Lindsey White began her public speaking career competing for her high school speech team, where she earned a state championship and two national titles. In college, she competed for Western Kentucky University forensics, where she earned two national titles and an international title. As a graduate assistant coach for WKU she helped many students earn competitive success, while earning a MA in Organizational Comm. She is currently acting as assistant speech coach at Chanhassen High School and is excited to participate in more broad-range storytelling activities.

Elaine Wynne is a storyteller/therapist.  She is currently a leader in the fight to make EMDR trauma therapy available to veterans. 
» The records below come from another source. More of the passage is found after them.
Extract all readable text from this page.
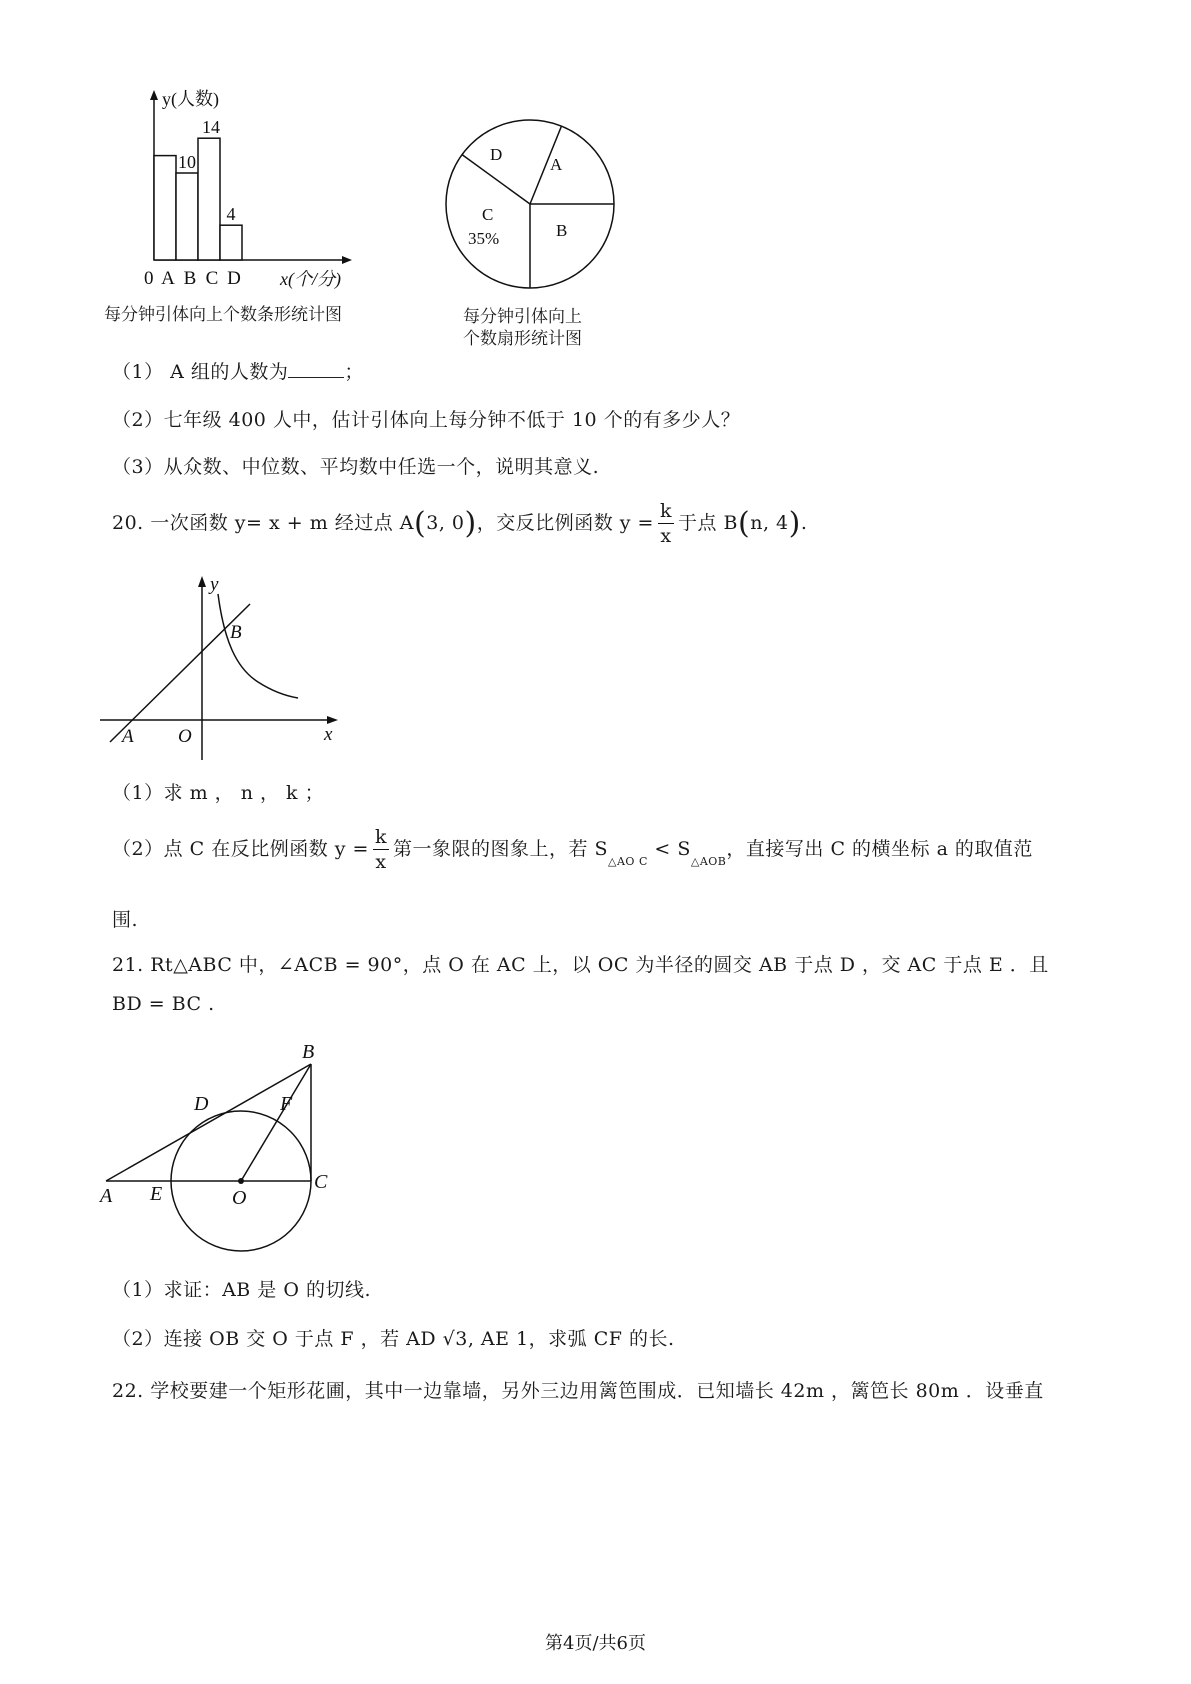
y(人数)
A
10
B
14
C
4
D
0	x(个/分)
每分钟引体向上个数条形统计图
A
B
C
35%
D
每分钟引体向上
个数扇形统计图
（1） A 组的人数为	；
（2）七年级 400 人中，估计引体向上每分钟不低于 10 个的有多少人？
（3）从众数、中位数、平均数中任选一个，说明其意义.
20. 一次函数 y= x + m 经过点 A(3, 0)，交反比例函数 $y = \frac{k}{x}$ 于点 B(n, 4).
y
x
B
A O
（1）求 m ， n ， k ；
（2）点 C 在反比例函数 $y = \frac{k}{x}$ 第一象限的图象上，若 $S_{\triangle AO C} < S_{\triangle AOB}$，直接写出 C 的横坐标 a 的取值范
围.
21. Rt△ABC 中，∠ACB = 90°，点 O 在 AC 上，以 OC 为半径的圆交 AB 于点 D ，交 AC 于点 E ．且
BD = BC .
A
B
C
D
E
F
O
（1）求证：AB 是 O 的切线.
（2）连接 OB 交 O 于点 F ，若 AD √3, AE 1，求弧 CF 的长.
22. 学校要建一个矩形花圃，其中一边靠墙，另外三边用篱笆围成．已知墙长 42m ，篱笆长 80m ．设垂直
第4页/共6页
David Zander was born in London during WW II. After training as a teacher, he taught in England, France, Kenya and the Caribbean. He became a cultural anthropologist with an interest in folklore. He worked twenty years for the Council on Asian Pacific Minnesotans writing bills and helping immigrants and refugees have a voice at the state capitol. Retired, he continues to use his anthropological training to assist refugees record their oral histories preserve & tell stories, both personal and folktales.

Nothando Zulu has been sharing stories with audiences in local, national and international venues since 1976. The antics and foibles of her colorful and funny characters leave audiences with life lessons to apply to their own lives from stories that entertain, educate, motivate and inspire. As Director of Black Storytellers Alliance, Nothando, along with her husband and a Board of Directors produce an annual three-day storytelling festival celebrating the art of Black storytelling.  Called “Signifyin’ & Testifyin’” it is now in its 27th year.  Nothando is a wife, mother, grandmother, great-grand mother, and a community and political activist who believes in the phenomenal power of stories.  When working with or performing for seniors, she loves to share stories that relate their memories to the lives of listeners young and old.  Nothando invites all to “come listen, remember, and join in the joy!”